The reason is that an array represents a contiguous region in memory. For your example above, let us say that p points to address 0x1000, and the the five ints correspond to twenty bytes, so the array ends at the boundary of 0x1014. The compiler is free to place other variables in the memory starting at 0x1014; for example, int i might occupy 0x1014..0x1018. If you then extended the array so that it occupied four more bytes, what would happen?
If you allocate the initial buffer using malloc you can use realloc to resize the buffer. You shouldn't use realloc to resize a new-ed buffer.
int * array = (int*)malloc(sizeof(int) * arrayLength);
array = (int*)realloc(array, sizeof(int) * newLength);
However, this is a C-ish way to do things. You should consider using vector.
Why don't you look in the sources how vector does that? You can see the implementation of this mechanism right in the folder your C++ include files reside!
Here's what it does on gcc 4.3.2:
Allocate a new contiguous chunk of memory with use of the vector's allocator (you remember that vector is vector<Type, Allocator = new_allocator>?). The default allocator calls operator new() (not just new!) to allocate this chunk, letting himself thereby not to mess with new[]/delete[] stuff;
Copy the contents of the existing array to the newly allocated one;
Dispose previously aligned chunk with the allocator; the default one uses operator delete().

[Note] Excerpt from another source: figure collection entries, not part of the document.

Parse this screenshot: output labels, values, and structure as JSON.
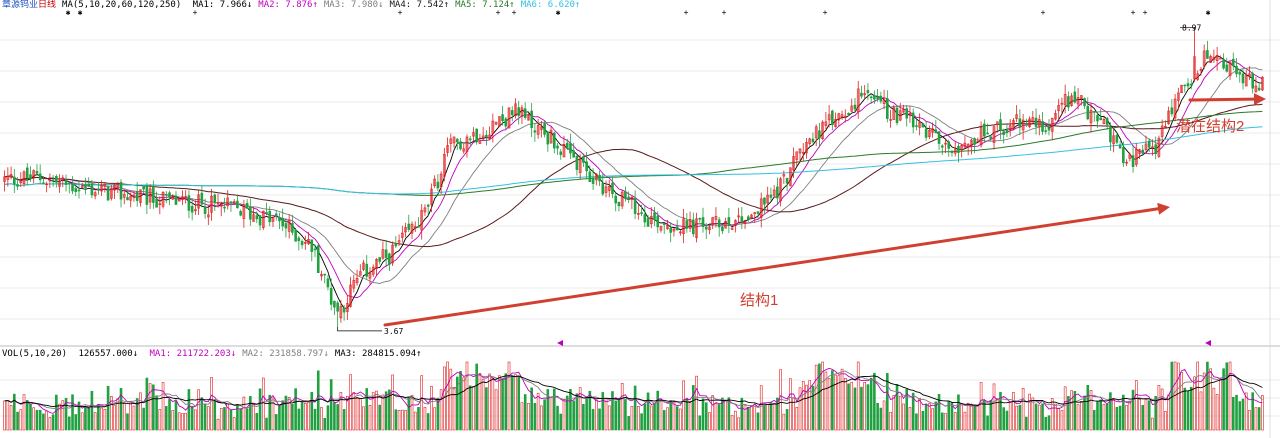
{
  "price_header": {
    "title": "章源钨业",
    "period": "日线",
    "ma_def": "MA(5,10,20,60,120,250)",
    "ma_items": [
      {
        "label": "MA1:",
        "value": "7.966↓",
        "color": "#000000"
      },
      {
        "label": "MA2:",
        "value": "7.876↑",
        "color": "#c000c0"
      },
      {
        "label": "MA3:",
        "value": "7.980↓",
        "color": "#7f7f7f"
      },
      {
        "label": "MA4:",
        "value": "7.542↑",
        "color": "#1a1a1a"
      },
      {
        "label": "MA5:",
        "value": "7.124↑",
        "color": "#2a7a2a"
      },
      {
        "label": "MA6:",
        "value": "6.620↑",
        "color": "#33c0e0"
      }
    ]
  },
  "volume_header": {
    "def": "VOL(5,10,20)",
    "value": "126557.000↓",
    "ma_items": [
      {
        "label": "MA1:",
        "value": "211722.203↓",
        "color": "#c000c0"
      },
      {
        "label": "MA2:",
        "value": "231858.797↓",
        "color": "#7f7f7f"
      },
      {
        "label": "MA3:",
        "value": "284815.094↑",
        "color": "#000000"
      }
    ]
  },
  "annotations": {
    "structure1": "结构1",
    "structure2": "潜在结构2",
    "low_label": "3.67",
    "high_label": "8.97"
  },
  "colors": {
    "up": "#e02020",
    "down": "#20a040",
    "ma1": "#000000",
    "ma2": "#c000c0",
    "ma3": "#7f7f7f",
    "ma4": "#5a1a1a",
    "ma5": "#2a7a2a",
    "ma6": "#33c0e0",
    "arrow": "#d04030",
    "grid": "#e4e4e4"
  },
  "chart_data": {
    "type": "candlestick",
    "low": 3.67,
    "high": 8.97,
    "ylim": [
      3.4,
      9.3
    ],
    "price_keypoints": [
      [
        0,
        6.3
      ],
      [
        10,
        6.35
      ],
      [
        20,
        6.2
      ],
      [
        30,
        6.1
      ],
      [
        40,
        6.0
      ],
      [
        55,
        5.9
      ],
      [
        70,
        5.8
      ],
      [
        85,
        5.55
      ],
      [
        95,
        5.1
      ],
      [
        103,
        3.9
      ],
      [
        110,
        4.6
      ],
      [
        120,
        5.0
      ],
      [
        130,
        5.7
      ],
      [
        138,
        6.9
      ],
      [
        148,
        7.2
      ],
      [
        158,
        7.5
      ],
      [
        168,
        7.1
      ],
      [
        178,
        6.5
      ],
      [
        190,
        6.0
      ],
      [
        200,
        5.6
      ],
      [
        210,
        5.45
      ],
      [
        220,
        5.5
      ],
      [
        232,
        5.7
      ],
      [
        240,
        6.2
      ],
      [
        248,
        7.0
      ],
      [
        255,
        7.3
      ],
      [
        265,
        7.8
      ],
      [
        275,
        7.5
      ],
      [
        283,
        7.2
      ],
      [
        292,
        6.9
      ],
      [
        302,
        7.1
      ],
      [
        312,
        7.3
      ],
      [
        322,
        7.3
      ],
      [
        330,
        7.8
      ],
      [
        340,
        7.3
      ],
      [
        348,
        6.6
      ],
      [
        356,
        6.9
      ],
      [
        365,
        8.0
      ],
      [
        372,
        8.5
      ],
      [
        380,
        8.2
      ],
      [
        390,
        8.0
      ]
    ],
    "n_candles": 390,
    "volume_ma_periods": [
      5,
      10,
      20
    ]
  }
}
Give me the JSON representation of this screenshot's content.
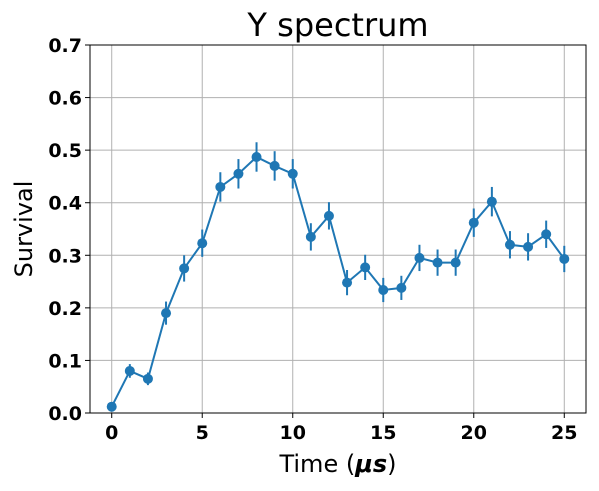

(Note, that if you're going to write your own vector, your size should increase "M times", not "by fixed amount". This will let you achieve amortized constant time. For example, if, upon each excession of the size limit, your vector grows twice, each element will be copied on average once.)
Same as others are saying, but if you're resizing the array often, one strategy is to resize the array each time by doubling the size. There's an expense to constantly creating new and destroying old, so the doubling theory tries to mitigate this problem by ensuring that there's sufficient room for future elements as well.